Include examples to illustrate how to avoid using deprecated features.
Conformance requirements

The specification MUST provide an example for each deprecated feature showing how to avoid using it. This checkpoint is not applicable if there are isno deprecated features. This checkpoint is only applicable to specifications that identify "producer of content" as one of its classes of product.

Rationale

Examples are helpful in providing alternatives or better ways to get the same results. Showing what can be done in place of the deprecated feature will help get implementers to discontinue use of the deprecated feature.

Discussion

Note that this checkpoint only makes sense for specifications that define the behavior of a producer.

Identify each obsolete feature.
Conformance requirements

The specification MUST document each obsolete feature. This checkpoint is not applicable if there are no obsolete features.

Rationale

Obsolete features are listed for historical purposes. There is no guarantee of support for obsolete featrues by implementations of the specification.

Example

Obsolete features can be listed in the Change section of a specification, e.g., HTML 4.01.

Define discretionary items.

Discretionary items are defined as deliberate and explicit grants of discretion by the specification to the implementations, that describe or allow optionality of behavior, functionality, parameter values, error handling, etc.

Discretionary items are often made available in specifications, to give implementers of the technology the opportunity to decide from alternatives when building applications and tools. Discretionary items may be considered necessary because of environmental conditions (e.g., hardware limitations or software configuration, or external systems), locality (e.g., time zone or language), optional choices providing flexibility of implementation, dependence on other specifications, etc.

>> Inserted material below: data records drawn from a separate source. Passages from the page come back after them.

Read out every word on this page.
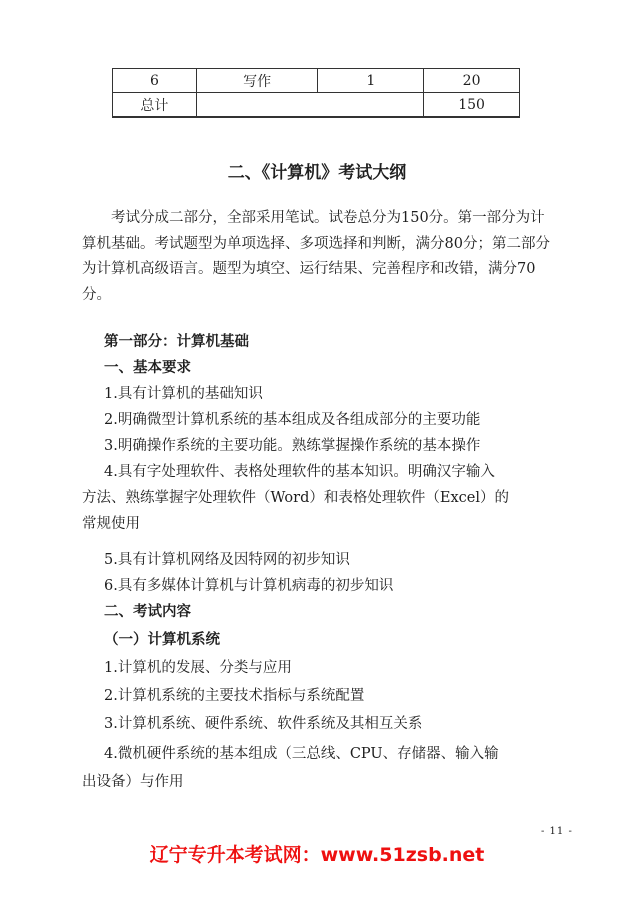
6	写作	1	20
总计			150
二、《计算机》考试大纲

考试分成二部分，全部采用笔试。试卷总分为150分。第一部分为计算机基础。考试题型为单项选择、多项选择和判断，满分80分；第二部分为计算机高级语言。题型为填空、运行结果、完善程序和改错，满分70分。

第一部分：计算机基础
一、基本要求
1.具有计算机的基础知识
2.明确微型计算机系统的基本组成及各组成部分的主要功能
3.明确操作系统的主要功能。熟练掌握操作系统的基本操作
4.具有字处理软件、表格处理软件的基本知识。明确汉字输入
方法、熟练掌握字处理软件（Word）和表格处理软件（Excel）的
常规使用
5.具有计算机网络及因特网的初步知识
6.具有多媒体计算机与计算机病毒的初步知识
二、考试内容
（一）计算机系统
1.计算机的发展、分类与应用
2.计算机系统的主要技术指标与系统配置
3.计算机系统、硬件系统、软件系统及其相互关系
4.微机硬件系统的基本组成（三总线、CPU、存储器、输入输
出设备）与作用
- 11 -
辽宁专升本考试网：www.51zsb.net
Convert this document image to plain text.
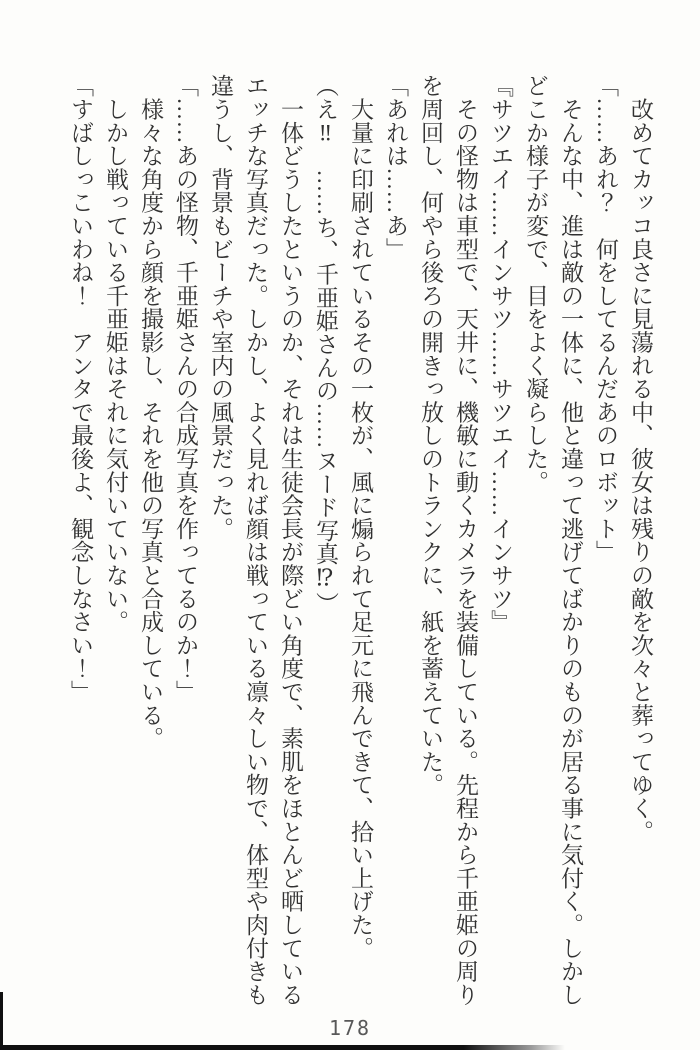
　改めてカッコ良さに見蕩れる中、彼女は残りの敵を次々と葬ってゆく。

「……あれ？　何をしてるんだあのロボット」

　そんな中、進は敵の一体に、他と違って逃げてばかりのものが居る事に気付く。しかし

どこか様子が変で、目をよく凝らした。

『サツエイ……インサツ……サツエイ……インサツ』

　その怪物は車型で、天井に、機敏に動くカメラを装備している。先程から千亜姫の周り

を周回し、何やら後ろの開きっ放しのトランクに、紙を蓄えていた。

「あれは……あ」

　大量に印刷されているその一枚が、風に煽られて足元に飛んできて、拾い上げた。

（え‼　……ち、千亜姫さんの……ヌード写真⁉）

　一体どうしたというのか、それは生徒会長が際どい角度で、素肌をほとんど晒している

エッチな写真だった。しかし、よく見れば顔は戦っている凛々しい物で、体型や肉付きも

違うし、背景もビーチや室内の風景だった。

「……あの怪物、千亜姫さんの合成写真を作ってるのか！」

　様々な角度から顔を撮影し、それを他の写真と合成している。

　しかし戦っている千亜姫はそれに気付いていない。

「すばしっこいわね！　アンタで最後よ、観念しなさい！」

178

Discretionary items come in three basic variants:

discretionary choices
a value or behavior may be chosen from a well-defined enumerated set of two or more possibilities,
optional features
a well-defined feature may be supported or not (if supported, then the requirements are clear and unambiguous).
implementation dependent values (or features)
a value an element or attribute may have or the behavior of a product that implements a feature that is open ended and undefined.

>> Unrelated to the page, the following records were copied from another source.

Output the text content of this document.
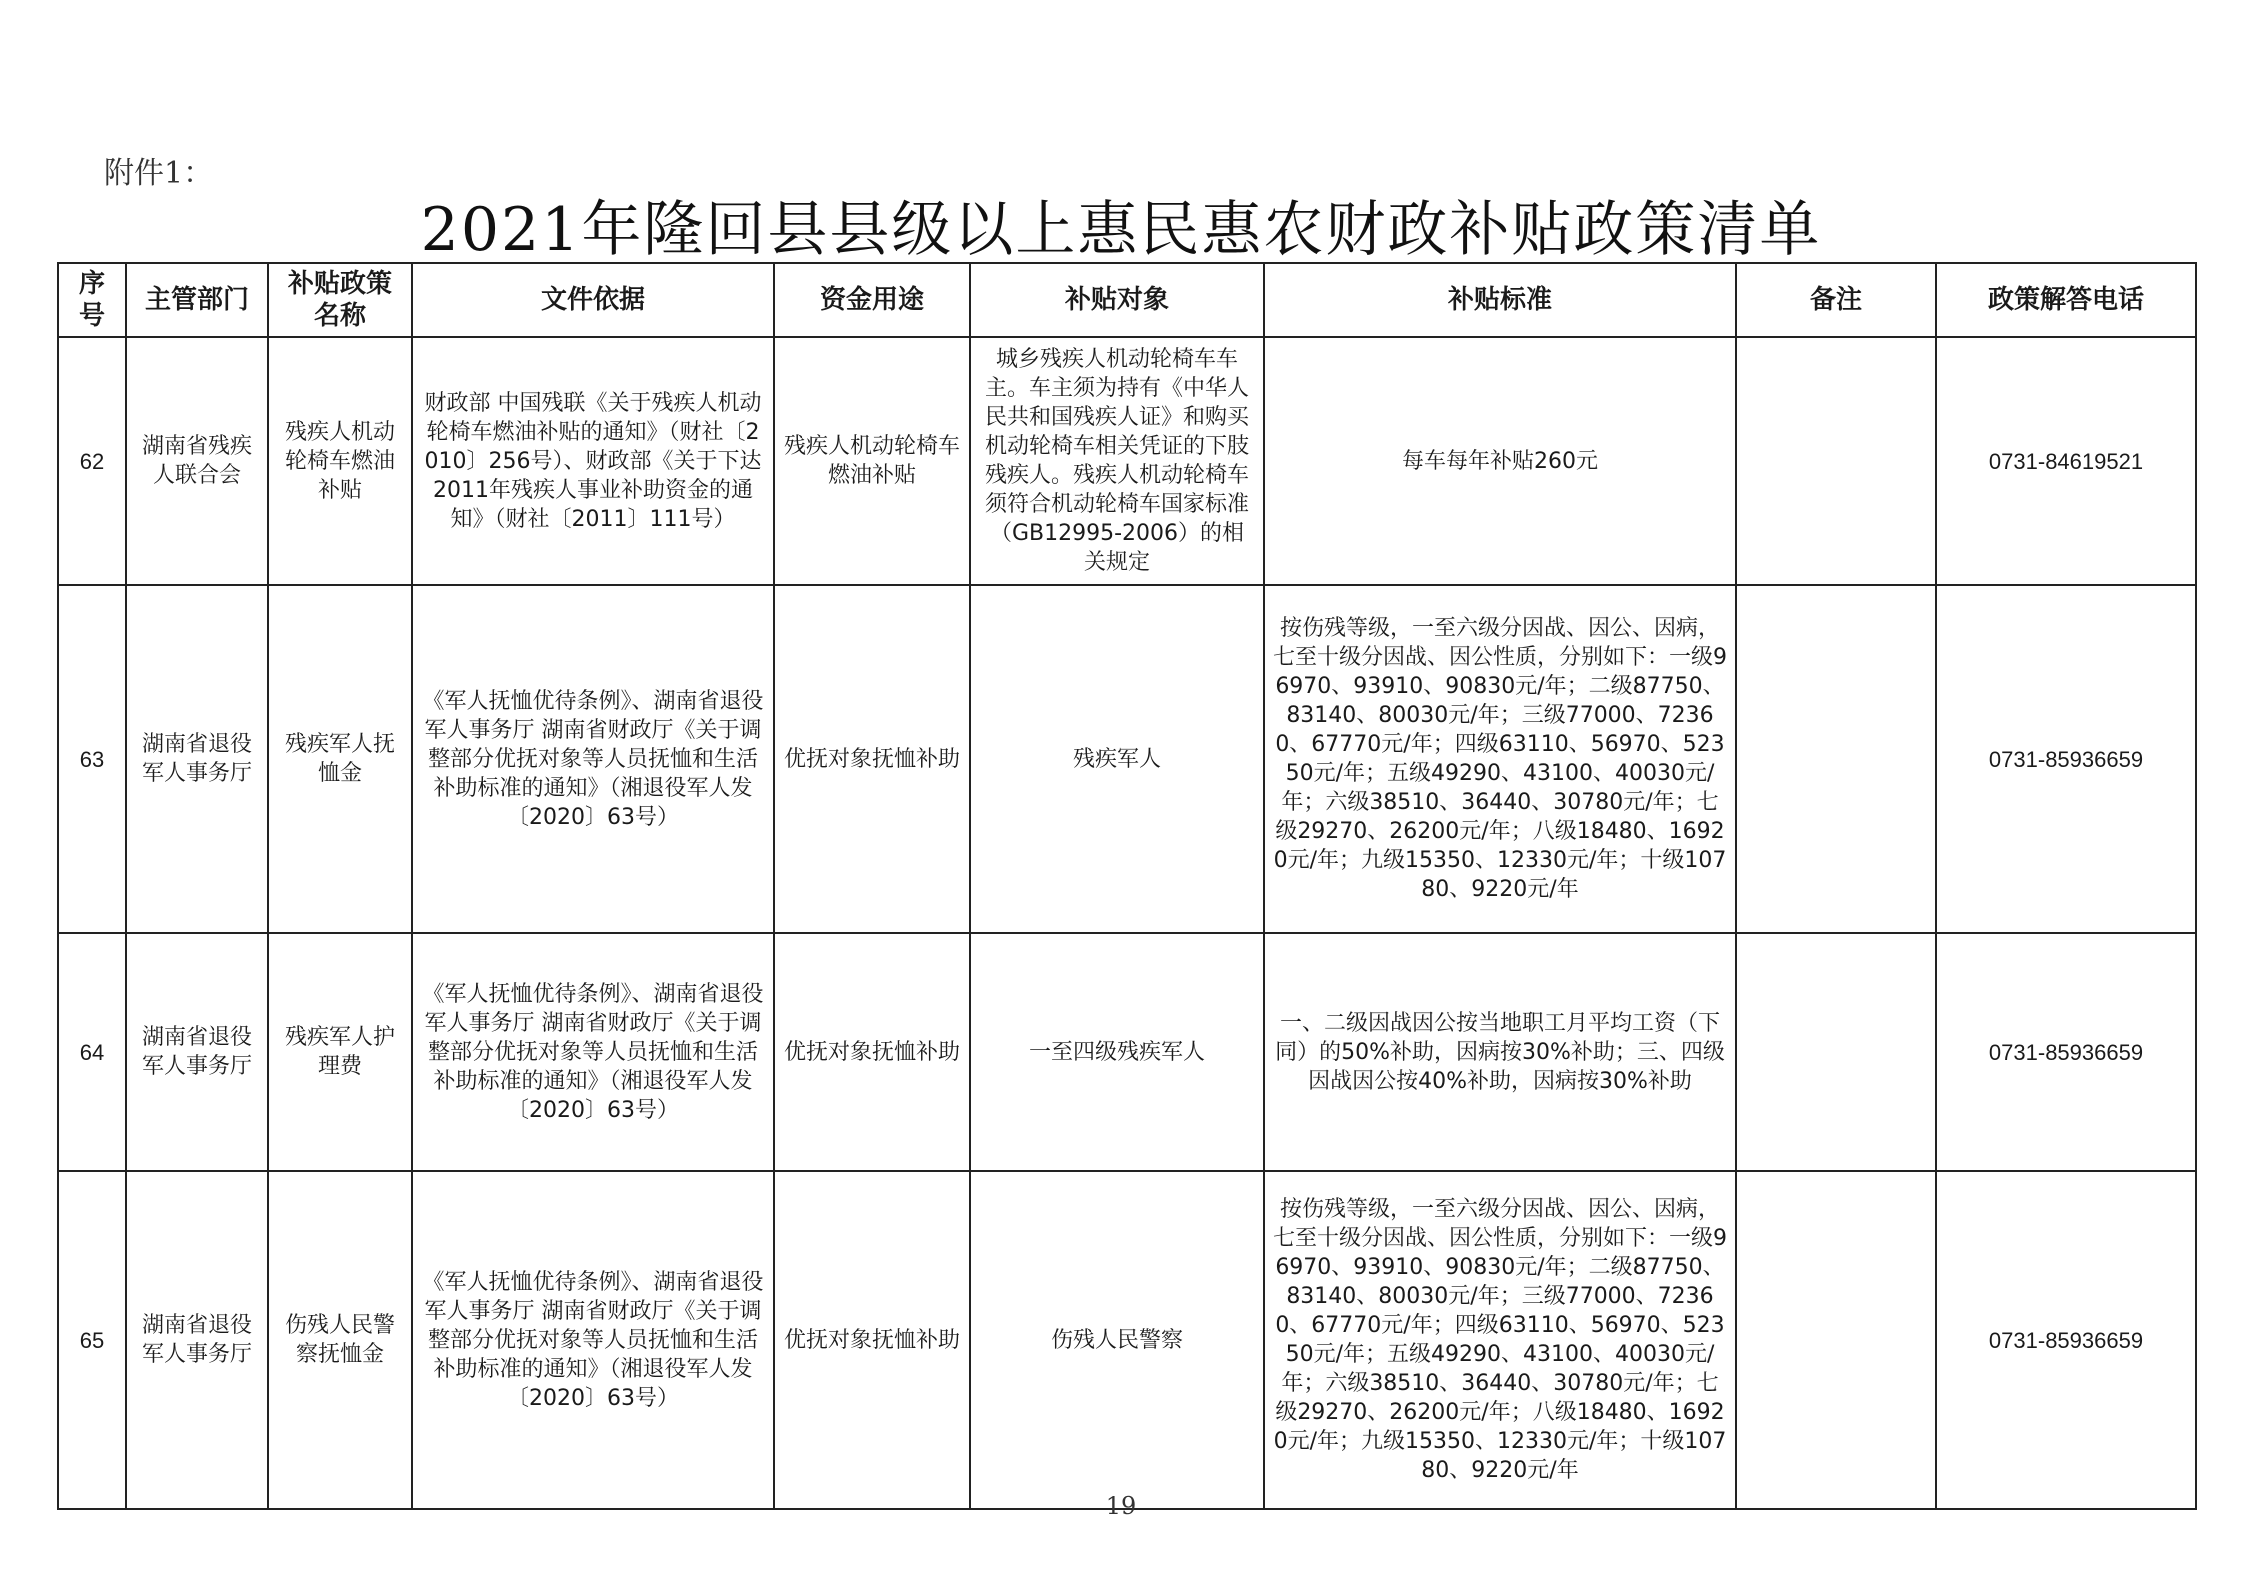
附件1：
2021年隆回县县级以上惠民惠农财政补贴政策清单
序号	主管部门	补贴政策名称	文件依据	资金用途	补贴对象	补贴标准	备注	政策解答电话
62	湖南省残疾人联合会	残疾人机动轮椅车燃油补贴	财政部 中国残联《关于残疾人机动轮椅车燃油补贴的通知》（财社〔2010〕256号）、财政部《关于下达2011年残疾人事业补助资金的通知》（财社〔2011〕111号）	残疾人机动轮椅车燃油补贴	城乡残疾人机动轮椅车车主。车主须为持有《中华人民共和国残疾人证》和购买机动轮椅车相关凭证的下肢残疾人。残疾人机动轮椅车须符合机动轮椅车国家标准（GB12995-2006）的相关规定	每车每年补贴260元		0731-84619521
63	湖南省退役军人事务厅	残疾军人抚恤金	《军人抚恤优待条例》、湖南省退役军人事务厅 湖南省财政厅《关于调整部分优抚对象等人员抚恤和生活补助标准的通知》（湘退役军人发〔2020〕63号）	优抚对象抚恤补助	残疾军人	按伤残等级，一至六级分因战、因公、因病，七至十级分因战、因公性质，分别如下：一级96970、93910、90830元/年；二级87750、83140、80030元/年；三级77000、72360、67770元/年；四级63110、56970、52350元/年；五级49290、43100、40030元/年；六级38510、36440、30780元/年；七级29270、26200元/年；八级18480、16920元/年；九级15350、12330元/年；十级10780、9220元/年		0731-85936659
64	湖南省退役军人事务厅	残疾军人护理费	《军人抚恤优待条例》、湖南省退役军人事务厅 湖南省财政厅《关于调整部分优抚对象等人员抚恤和生活补助标准的通知》（湘退役军人发〔2020〕63号）	优抚对象抚恤补助	一至四级残疾军人	一、二级因战因公按当地职工月平均工资（下同）的50%补助，因病按30%补助；三、四级因战因公按40%补助，因病按30%补助		0731-85936659
65	湖南省退役军人事务厅	伤残人民警察抚恤金	《军人抚恤优待条例》、湖南省退役军人事务厅 湖南省财政厅《关于调整部分优抚对象等人员抚恤和生活补助标准的通知》（湘退役军人发〔2020〕63号）	优抚对象抚恤补助	伤残人民警察	按伤残等级，一至六级分因战、因公、因病，七至十级分因战、因公性质，分别如下：一级96970、93910、90830元/年；二级87750、83140、80030元/年；三级77000、72360、67770元/年；四级63110、56970、52350元/年；五级49290、43100、40030元/年；六级38510、36440、30780元/年；七级29270、26200元/年；八级18480、16920元/年；九级15350、12330元/年；十级10780、9220元/年		0731-85936659
19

Discretionary items are a dimension of variability (DoV).

Checkpoints

State the circumstances for when discretionary items are allowed.
Conformance requirements

The specification MUST indicate the rationale for the discretionary items and MUST identify by labeling all discretionary items. This checkpoint is not applicable for specifications that do not have discretionary items.

Rationale

Test creators will want to discover all choices and variability allowed to implementers. Having a name for each discretionary item, and a link target for each one, allows systematic reference to individual items from test cases as well as elsewhere in the specifications.Doing this helps readers, implementers and testers to find these discretionary items and understand the need for them.

Discussion

Note that references to use cases and project requirements are usually a good way to justify discretionary items.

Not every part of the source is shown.